Having had the good fortune to work the best authorities internationally available on his chosen research area thanks to premier institutions in India and Germany, working for some time in what was more prestigious those days – AMU  – and becoming the youngest professor at 36 in the whole region, Prof. Sofi has lived upto to his reputation as a tough guy who maintained certain high standards. How painful it is to note that we are losing Prof. Amin on 31st May as he retires. I hope he chooses to serve Kashmir and go for brief visits only to outside. Today he feels he couldn’t be so productive as he could have been in Germany or elsewhere where he had the opportunity to be but I still think that serving one’s own community may be better choice nevertheless.
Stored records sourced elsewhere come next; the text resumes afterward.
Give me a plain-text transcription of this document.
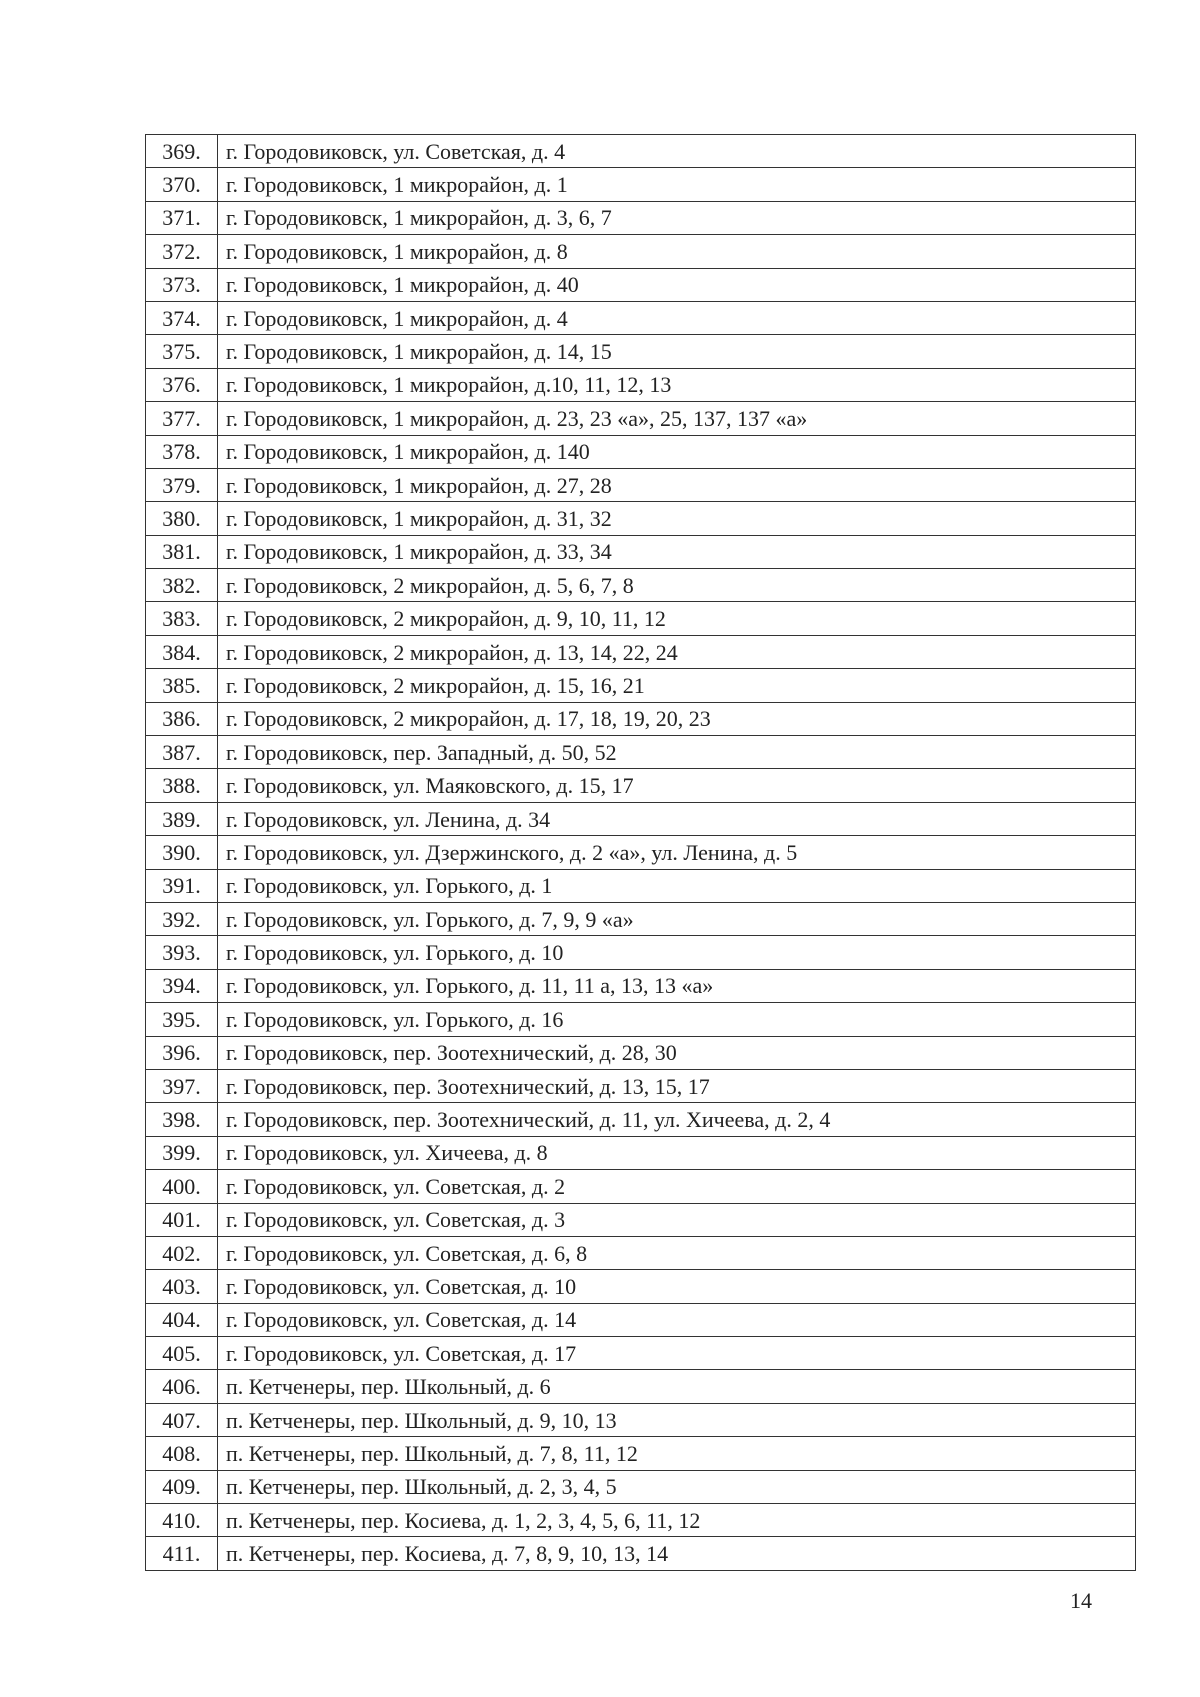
369.	г. Городовиковск, ул. Советская, д. 4
370.	г. Городовиковск, 1 микрорайон, д. 1
371.	г. Городовиковск, 1 микрорайон, д. 3, 6, 7
372.	г. Городовиковск, 1 микрорайон, д. 8
373.	г. Городовиковск, 1 микрорайон, д. 40
374.	г. Городовиковск, 1 микрорайон, д. 4
375.	г. Городовиковск, 1 микрорайон, д. 14, 15
376.	г. Городовиковск, 1 микрорайон, д.10, 11, 12, 13
377.	г. Городовиковск, 1 микрорайон, д. 23, 23 «а», 25, 137, 137 «а»
378.	г. Городовиковск, 1 микрорайон, д. 140
379.	г. Городовиковск, 1 микрорайон, д. 27, 28
380.	г. Городовиковск, 1 микрорайон, д. 31, 32
381.	г. Городовиковск, 1 микрорайон, д. 33, 34
382.	г. Городовиковск, 2 микрорайон, д. 5, 6, 7, 8
383.	г. Городовиковск, 2 микрорайон, д. 9, 10, 11, 12
384.	г. Городовиковск, 2 микрорайон, д. 13, 14, 22, 24
385.	г. Городовиковск, 2 микрорайон, д. 15, 16, 21
386.	г. Городовиковск, 2 микрорайон, д. 17, 18, 19, 20, 23
387.	г. Городовиковск, пер. Западный, д. 50, 52
388.	г. Городовиковск, ул. Маяковского, д. 15, 17
389.	г. Городовиковск, ул. Ленина, д. 34
390.	г. Городовиковск, ул. Дзержинского, д. 2 «а», ул. Ленина, д. 5
391.	г. Городовиковск, ул. Горького, д. 1
392.	г. Городовиковск, ул. Горького, д. 7, 9, 9 «а»
393.	г. Городовиковск, ул. Горького, д. 10
394.	г. Городовиковск, ул. Горького, д. 11, 11 а, 13, 13 «а»
395.	г. Городовиковск, ул. Горького, д. 16
396.	г. Городовиковск, пер. Зоотехнический, д. 28, 30
397.	г. Городовиковск, пер. Зоотехнический, д. 13, 15, 17
398.	г. Городовиковск, пер. Зоотехнический, д. 11, ул. Хичеева, д. 2, 4
399.	г. Городовиковск, ул. Хичеева, д. 8
400.	г. Городовиковск, ул. Советская, д. 2
401.	г. Городовиковск, ул. Советская, д. 3
402.	г. Городовиковск, ул. Советская, д. 6, 8
403.	г. Городовиковск, ул. Советская, д. 10
404.	г. Городовиковск, ул. Советская, д. 14
405.	г. Городовиковск, ул. Советская, д. 17
406.	п. Кетченеры, пер. Школьный, д. 6
407.	п. Кетченеры, пер. Школьный, д. 9, 10, 13
408.	п. Кетченеры, пер. Школьный, д. 7, 8, 11, 12
409.	п. Кетченеры, пер. Школьный, д. 2, 3, 4, 5
410.	п. Кетченеры, пер. Косиева, д. 1, 2, 3, 4, 5, 6, 11, 12
411.	п. Кетченеры, пер. Косиева, д. 7, 8, 9, 10, 13, 14
14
He inherited Qazi Ghulam Muhammad’s passion for mathematics and discipline of mind and soul. He devoted himself to mathematics and could not afford the wine and ecstasy of poetry that his illustrious predecessor could.   I have enjoyed rigourous discussion on a range of issues from contemporary politics, malaise of the Muslim world, mediocrity in academic institutions, possibility of excellence for Kashmiri students, clash of fundamentalism, occultists and other mystifying ideologies.
Today it is international exposure that is required to sharpen one’s vision and refine one’ approach in a fast changing world. Prof. Sofi had this in ample measure.
Retirement of some professors really hurts; I will miss him in the intellectual culture of KU.